‘But surely,’ quoth I, ‘you require help—attendance?’
‘None,’ says he—‘a man can die alone. When I felt the delirium coming on, yesterday, and knew that my hour was at hand, I called together my four slaves and gave them their liberty. They went singing and shouting away, and I remained here waiting for the last moment with contrition, and prayer, and praise.’
After this he was silent for a long time. Then he said, ‘Once I was a judge at a great trial, now I go to be judged for my judgment. Then, I did that which I believed to be right and good. I am of the same mind still. Before an hour, I shall know whether my voice spoke justly or no.’

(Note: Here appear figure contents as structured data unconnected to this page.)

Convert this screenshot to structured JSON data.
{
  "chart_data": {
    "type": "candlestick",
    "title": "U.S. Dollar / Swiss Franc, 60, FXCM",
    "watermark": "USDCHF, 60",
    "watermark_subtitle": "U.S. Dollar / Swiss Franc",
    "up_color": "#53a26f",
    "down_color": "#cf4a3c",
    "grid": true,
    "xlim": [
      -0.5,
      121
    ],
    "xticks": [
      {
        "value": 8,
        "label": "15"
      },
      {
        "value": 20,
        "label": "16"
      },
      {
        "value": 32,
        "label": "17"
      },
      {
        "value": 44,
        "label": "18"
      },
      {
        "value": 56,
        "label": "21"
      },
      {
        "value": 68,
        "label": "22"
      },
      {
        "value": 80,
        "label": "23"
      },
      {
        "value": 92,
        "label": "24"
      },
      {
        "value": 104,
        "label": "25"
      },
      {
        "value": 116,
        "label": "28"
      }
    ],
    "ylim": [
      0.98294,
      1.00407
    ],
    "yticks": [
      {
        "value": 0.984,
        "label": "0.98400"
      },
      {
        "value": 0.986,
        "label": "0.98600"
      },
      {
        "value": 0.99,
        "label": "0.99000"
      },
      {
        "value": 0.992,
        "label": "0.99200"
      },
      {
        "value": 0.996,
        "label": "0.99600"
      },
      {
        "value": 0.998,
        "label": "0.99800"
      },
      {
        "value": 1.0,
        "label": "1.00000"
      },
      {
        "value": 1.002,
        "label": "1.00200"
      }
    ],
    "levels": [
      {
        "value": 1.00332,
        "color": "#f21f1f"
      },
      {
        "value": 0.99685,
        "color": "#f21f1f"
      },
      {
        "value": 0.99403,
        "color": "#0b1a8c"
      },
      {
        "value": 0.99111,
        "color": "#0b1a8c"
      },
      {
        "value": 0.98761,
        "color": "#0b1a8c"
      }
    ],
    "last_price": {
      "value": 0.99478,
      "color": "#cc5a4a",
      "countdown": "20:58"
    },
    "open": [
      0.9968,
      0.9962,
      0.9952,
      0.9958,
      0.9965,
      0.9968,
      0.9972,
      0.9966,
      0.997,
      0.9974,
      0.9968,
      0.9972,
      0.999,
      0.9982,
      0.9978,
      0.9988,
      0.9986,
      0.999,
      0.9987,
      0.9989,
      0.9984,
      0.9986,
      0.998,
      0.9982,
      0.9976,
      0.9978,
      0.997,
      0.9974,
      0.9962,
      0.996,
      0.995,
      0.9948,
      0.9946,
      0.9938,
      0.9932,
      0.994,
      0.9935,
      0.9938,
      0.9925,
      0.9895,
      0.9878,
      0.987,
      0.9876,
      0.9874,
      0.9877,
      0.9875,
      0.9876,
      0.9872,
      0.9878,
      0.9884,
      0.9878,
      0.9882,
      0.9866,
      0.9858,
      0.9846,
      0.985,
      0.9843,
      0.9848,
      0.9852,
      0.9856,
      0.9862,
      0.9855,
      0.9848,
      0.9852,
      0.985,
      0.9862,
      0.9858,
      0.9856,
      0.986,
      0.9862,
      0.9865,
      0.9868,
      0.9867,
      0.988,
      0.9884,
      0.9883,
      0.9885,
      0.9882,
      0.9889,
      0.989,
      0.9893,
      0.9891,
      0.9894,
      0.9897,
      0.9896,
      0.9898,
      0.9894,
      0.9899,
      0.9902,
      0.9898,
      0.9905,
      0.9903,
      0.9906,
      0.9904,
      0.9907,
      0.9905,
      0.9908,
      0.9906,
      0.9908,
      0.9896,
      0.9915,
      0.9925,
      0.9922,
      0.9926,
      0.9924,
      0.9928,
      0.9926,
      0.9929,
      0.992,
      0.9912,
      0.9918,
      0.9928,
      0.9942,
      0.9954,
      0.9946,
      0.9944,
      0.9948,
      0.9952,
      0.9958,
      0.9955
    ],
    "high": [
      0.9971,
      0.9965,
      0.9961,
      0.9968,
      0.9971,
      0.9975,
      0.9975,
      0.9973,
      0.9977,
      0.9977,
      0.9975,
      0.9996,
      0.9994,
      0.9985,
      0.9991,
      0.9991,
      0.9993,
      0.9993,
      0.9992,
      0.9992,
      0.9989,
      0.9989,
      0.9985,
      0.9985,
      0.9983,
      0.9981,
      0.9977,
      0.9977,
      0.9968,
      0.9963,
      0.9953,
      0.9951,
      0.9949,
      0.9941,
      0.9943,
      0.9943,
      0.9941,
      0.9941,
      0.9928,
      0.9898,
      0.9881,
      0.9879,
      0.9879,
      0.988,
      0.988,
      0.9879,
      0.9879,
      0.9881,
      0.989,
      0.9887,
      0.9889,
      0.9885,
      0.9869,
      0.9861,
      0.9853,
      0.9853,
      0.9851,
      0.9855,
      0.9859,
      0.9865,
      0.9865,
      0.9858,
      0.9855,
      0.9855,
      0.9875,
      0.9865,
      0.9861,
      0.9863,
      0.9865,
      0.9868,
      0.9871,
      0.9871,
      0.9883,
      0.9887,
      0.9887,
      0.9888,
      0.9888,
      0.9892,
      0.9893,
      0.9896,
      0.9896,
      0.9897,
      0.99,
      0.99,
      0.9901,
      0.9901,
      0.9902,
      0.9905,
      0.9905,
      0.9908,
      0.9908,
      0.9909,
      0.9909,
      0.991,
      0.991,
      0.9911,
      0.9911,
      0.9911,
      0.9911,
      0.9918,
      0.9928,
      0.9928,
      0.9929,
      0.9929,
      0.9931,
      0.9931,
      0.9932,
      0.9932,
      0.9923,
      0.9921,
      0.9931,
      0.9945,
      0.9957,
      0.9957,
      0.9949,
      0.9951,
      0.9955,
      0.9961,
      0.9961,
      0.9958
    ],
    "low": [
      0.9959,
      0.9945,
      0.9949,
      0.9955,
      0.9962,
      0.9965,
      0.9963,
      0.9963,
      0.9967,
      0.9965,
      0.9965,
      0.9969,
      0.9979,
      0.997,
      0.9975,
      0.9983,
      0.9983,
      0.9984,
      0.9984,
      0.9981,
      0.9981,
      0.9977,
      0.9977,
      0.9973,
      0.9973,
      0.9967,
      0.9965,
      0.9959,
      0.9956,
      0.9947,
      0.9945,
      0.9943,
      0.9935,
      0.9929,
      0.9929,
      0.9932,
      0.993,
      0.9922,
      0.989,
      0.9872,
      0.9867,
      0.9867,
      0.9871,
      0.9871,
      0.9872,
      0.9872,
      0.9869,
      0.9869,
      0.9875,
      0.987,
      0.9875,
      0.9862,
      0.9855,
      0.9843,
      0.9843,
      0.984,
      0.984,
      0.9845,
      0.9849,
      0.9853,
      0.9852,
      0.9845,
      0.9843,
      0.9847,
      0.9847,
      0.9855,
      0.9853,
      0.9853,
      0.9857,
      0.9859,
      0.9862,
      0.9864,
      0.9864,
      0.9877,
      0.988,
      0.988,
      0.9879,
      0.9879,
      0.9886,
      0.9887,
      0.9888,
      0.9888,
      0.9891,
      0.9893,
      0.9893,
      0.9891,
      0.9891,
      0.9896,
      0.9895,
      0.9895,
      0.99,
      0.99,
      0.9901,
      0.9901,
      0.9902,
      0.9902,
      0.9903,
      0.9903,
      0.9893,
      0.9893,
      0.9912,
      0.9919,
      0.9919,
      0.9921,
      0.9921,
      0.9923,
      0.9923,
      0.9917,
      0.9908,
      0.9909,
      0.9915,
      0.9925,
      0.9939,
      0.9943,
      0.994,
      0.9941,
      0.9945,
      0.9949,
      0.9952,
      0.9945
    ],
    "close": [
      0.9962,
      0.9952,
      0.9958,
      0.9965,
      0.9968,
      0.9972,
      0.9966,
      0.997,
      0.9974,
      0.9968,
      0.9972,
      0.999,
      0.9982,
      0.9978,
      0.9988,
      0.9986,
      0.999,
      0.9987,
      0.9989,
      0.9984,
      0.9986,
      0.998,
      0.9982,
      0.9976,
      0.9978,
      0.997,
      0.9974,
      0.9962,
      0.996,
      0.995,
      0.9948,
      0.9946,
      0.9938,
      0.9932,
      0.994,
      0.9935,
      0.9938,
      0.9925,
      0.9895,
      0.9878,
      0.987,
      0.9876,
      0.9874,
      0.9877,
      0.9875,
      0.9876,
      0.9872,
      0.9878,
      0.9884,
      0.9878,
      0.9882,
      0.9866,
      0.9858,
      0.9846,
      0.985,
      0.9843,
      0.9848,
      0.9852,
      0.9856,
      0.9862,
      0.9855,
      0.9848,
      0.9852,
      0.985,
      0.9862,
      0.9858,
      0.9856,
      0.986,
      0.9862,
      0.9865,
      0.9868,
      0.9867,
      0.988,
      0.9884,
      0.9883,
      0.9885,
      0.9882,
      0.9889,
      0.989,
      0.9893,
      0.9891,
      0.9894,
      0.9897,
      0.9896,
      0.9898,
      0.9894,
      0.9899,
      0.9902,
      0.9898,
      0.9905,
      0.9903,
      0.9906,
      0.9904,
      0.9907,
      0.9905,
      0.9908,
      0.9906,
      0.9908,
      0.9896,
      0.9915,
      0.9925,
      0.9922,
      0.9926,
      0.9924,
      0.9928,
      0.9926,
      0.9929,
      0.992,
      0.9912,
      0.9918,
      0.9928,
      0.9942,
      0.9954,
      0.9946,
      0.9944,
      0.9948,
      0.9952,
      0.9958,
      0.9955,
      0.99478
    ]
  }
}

A very dismal silence succeeded. Blagrove was sinking very fast. When I took his hand it was cold and wet, and his breath began to come in flutterings and gaspings. While I watched him, the light, which burned in a rude iron candlestick, suddenly flickered and went out; and, except for the glimmer of my lantern, we were in darkness. Indeed, it was very terrible. The great branches of the tree overhead groaned as they swayed with the night wind, and sometimes hit the roof with a loud rattle; the dismal croak of the frog sounded incessantly; and the goat-sucker whooped his loud hollow note from the forest. As I watched the dying, I suddenly heard the lattice of the window shake, and, turning round with a start, saw a hideous black face, crowned with a curly mass of grey hair, laid close against the coarse thick glass. My heart beat, and my blood curdled as I gazed. In a moment, however, the face was withdrawn, and I was vainly attempting to persuade myself that the vision I had seen was fancy, when, by the uncertain light of the lantern, I observed the latch of the door move. The cold sweat came out upon me again as the door opened, and a hideous apparition entered. It was that of a very aged negro woman. Her face had that peculiar blackness which marks those negroes actually born on the Guinea coast; and it was, so to speak, a perfect mass of huge wrinkles and skinny folds, through which her white teeth appeared with a ghastly conspicuousness. The principal part of her dress was an old dingy blanket; and round her neck was hung a cord, upon which shreds of cloth, birds’ feathers, pellets of clay and stones with holes in them—the shells of eggs, and fragments of broken bottles were strung. This uncouth being advanced slowly into the hut, holding up in both hands a sort of graven image, or idol, made of a block of wood roughly carved, and stuck over with such scraps of offal and filth as composed her own rude necklace. I was so absorbed in a sort of compassionate horror, that I had no power to prevent her approach, but rather shrank from her—the hag looked so fearful and witch-like. So she proceeded to the very side of the bed—Blagrove, meanwhile, having his eyes shut and his hands clasped, as though in secret prayer—and then suddenly dropping on her knees, she raised her hideous idol before the face of the dying, and said, in a harsh grating voice:
‘Buccra dying—buccra pray to Obi.’
Coming to myself at these words, I dashed forwards, wrenched the idol from the hands of the idolatress, and flung the hag back towards the door. She turned upon me with the fury of a wild cat.
‘What for you here?’ she said; ‘he is Obeah man, me is Obeah woman. Obeah men and women pray to Obi. It is one great Fetish.’
For reply I walked to the door, and, opening it, flung the idol forth into the night. When I turned again, the hag was affixing a bunch of parrot feathers to the bed.
‘I set Obi for him,’ she cried; ‘I set Obi for you. De Fetish hab kill him—de Fetish will kill you.’
Blagrove at this started up in bed—‘I am getting blind,’ he said, faintly; ‘what voice is that?’